Niqash.org | – –
Last week Baghdad faced a new threat: A plague of cockroaches, brought out by higher summer temperatures. All sorts of strange stories about the insect invaders emerged.
Over the past week in Baghdad residents in the city have started to worry about an invader other than the extremist Islamic State group. The Iraqi capital has experienced extremely high summer temperatures over the past few weeks, rising up to over 50 degrees Celsius, and after these hot days, there’s been a wave of small cockroaches invading homes, gardens and offices.
Less than two hours after the first wave of cockroaches marauded through properties, Iraqi social media was awash with photos, videos and comments. Most of these had to do with how to get rid of this new pest – insecticides didn’t seem to work – and how to get some sleep at night away from the incessant cockroach chirruping. For a while Baghdad residents stopped worrying about electricity cuts and security and focused on insects.
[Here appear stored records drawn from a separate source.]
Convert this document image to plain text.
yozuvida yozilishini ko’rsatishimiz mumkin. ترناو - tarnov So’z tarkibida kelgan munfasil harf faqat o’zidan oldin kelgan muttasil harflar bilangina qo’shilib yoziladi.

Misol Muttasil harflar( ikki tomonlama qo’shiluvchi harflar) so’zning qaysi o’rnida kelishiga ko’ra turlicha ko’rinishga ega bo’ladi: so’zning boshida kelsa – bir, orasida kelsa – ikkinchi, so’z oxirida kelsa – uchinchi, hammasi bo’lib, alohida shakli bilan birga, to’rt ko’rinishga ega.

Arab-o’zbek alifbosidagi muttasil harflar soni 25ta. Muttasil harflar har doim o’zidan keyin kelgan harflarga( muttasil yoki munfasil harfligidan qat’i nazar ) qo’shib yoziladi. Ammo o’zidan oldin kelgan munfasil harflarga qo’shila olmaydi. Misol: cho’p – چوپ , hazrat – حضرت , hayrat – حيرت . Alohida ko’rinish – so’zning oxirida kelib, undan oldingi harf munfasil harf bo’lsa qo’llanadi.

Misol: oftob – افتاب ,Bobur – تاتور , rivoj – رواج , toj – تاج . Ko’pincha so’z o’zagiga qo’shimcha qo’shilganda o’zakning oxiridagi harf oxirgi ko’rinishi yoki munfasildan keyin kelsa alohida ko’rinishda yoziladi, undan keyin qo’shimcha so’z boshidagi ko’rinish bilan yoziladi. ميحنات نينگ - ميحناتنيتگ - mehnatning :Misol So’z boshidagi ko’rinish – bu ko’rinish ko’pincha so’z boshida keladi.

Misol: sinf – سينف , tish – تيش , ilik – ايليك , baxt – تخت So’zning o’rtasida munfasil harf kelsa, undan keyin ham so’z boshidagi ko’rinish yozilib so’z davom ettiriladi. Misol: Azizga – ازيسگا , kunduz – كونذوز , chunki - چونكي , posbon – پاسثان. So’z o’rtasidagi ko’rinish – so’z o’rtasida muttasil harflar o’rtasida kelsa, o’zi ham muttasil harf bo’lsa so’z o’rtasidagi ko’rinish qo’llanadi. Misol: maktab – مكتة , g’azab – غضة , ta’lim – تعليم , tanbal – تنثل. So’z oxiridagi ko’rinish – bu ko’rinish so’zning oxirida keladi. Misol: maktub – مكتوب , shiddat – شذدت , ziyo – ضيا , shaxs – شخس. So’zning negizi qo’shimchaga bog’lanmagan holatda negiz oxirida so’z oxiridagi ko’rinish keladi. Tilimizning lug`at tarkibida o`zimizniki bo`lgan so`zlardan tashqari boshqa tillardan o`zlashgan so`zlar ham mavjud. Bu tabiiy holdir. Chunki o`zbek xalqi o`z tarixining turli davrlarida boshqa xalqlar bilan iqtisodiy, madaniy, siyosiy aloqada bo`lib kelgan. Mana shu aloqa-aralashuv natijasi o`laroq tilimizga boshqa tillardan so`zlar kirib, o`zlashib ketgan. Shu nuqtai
Iraq’s growing number of bloggers got into the act too. Some of them even accused the Islamic State group of using the arthropod to target civilians. Other bloggers said the insects were the fault of the US forces in Iraq, claiming that US planes had dropped them into the environment.
Sadalah al-Jibouri, who resides in the Shurta al-Rabia neighbourhood in south western Baghdad, says he tried all kinds of pesticides but was unable to get rid of the insects. So he has been sitting up at night so his children can sleep. Whenever he sees a cockroach that might make a noise, he squashes it with his hands.
Raya Asem owns a women’s clothing shop and says her customers fled screaming when the pests started coming out of the displayed dresses. Asem says she too has tried all the insect killers she can find at the market but that this has not really helped and that the cockroaches always get worse at night.
The owner of a well-known restaurant in Baghdad’s Mansour neighbourhood posted a public message on the restaurant’s Facebook page saying that they would have to close until the insect problem had been solved. Diners had already posted pictures of plates at the establishment with dead cockroaches on them.
The Iraqi Ministry of Health said that it wasn’t a terrorist plot. Rather it was the heat wave that was causing the insects to enter houses. The Ministry also tried to dispel locals’’ fears about the insects, although it is unclear how successful the message was. “The cockroaches don’t transmit diseases and information widely circulated that the cockroaches enter people’s ears is exaggerated,” Ahmed al-Rudaini, the spokesperson for the Ministry said. “That only happens when there are huge numbers of them around, and in certain circumstances.”
“This insect is actually called the field cockroach,” Salem Hassan al-Warshan, a professor at the agricultural college at Anbar University, told NIQASH. “With the high temperatures, which have been around seven degrees higher than last year on average, the field cockroach is trying to leave its natural habitat to find a more suitable one elsewhere.”
Field cockroaches are well known for trying to get indoors when it is too hot or too dry outdoors.
“Iraqi hospitals have not recorded any dangerous injuries caused by the insects and it does not transmit any diseases,” says Jameel al-Saedi, an expert in public health at Mustansiriya University in Baghdad. “It can however pass on the parasites that live on it, which can cause an allergic reaction in some humans. Contrary to popular rumours, the insect doesn’t enter ears either.”
The Ministry of Agriculture also played down the insect invasion, noting that cockroaches were not exactly new to Iraq. “And they will disappear when temperatures fall in autumn,” a statement from the Ministry said.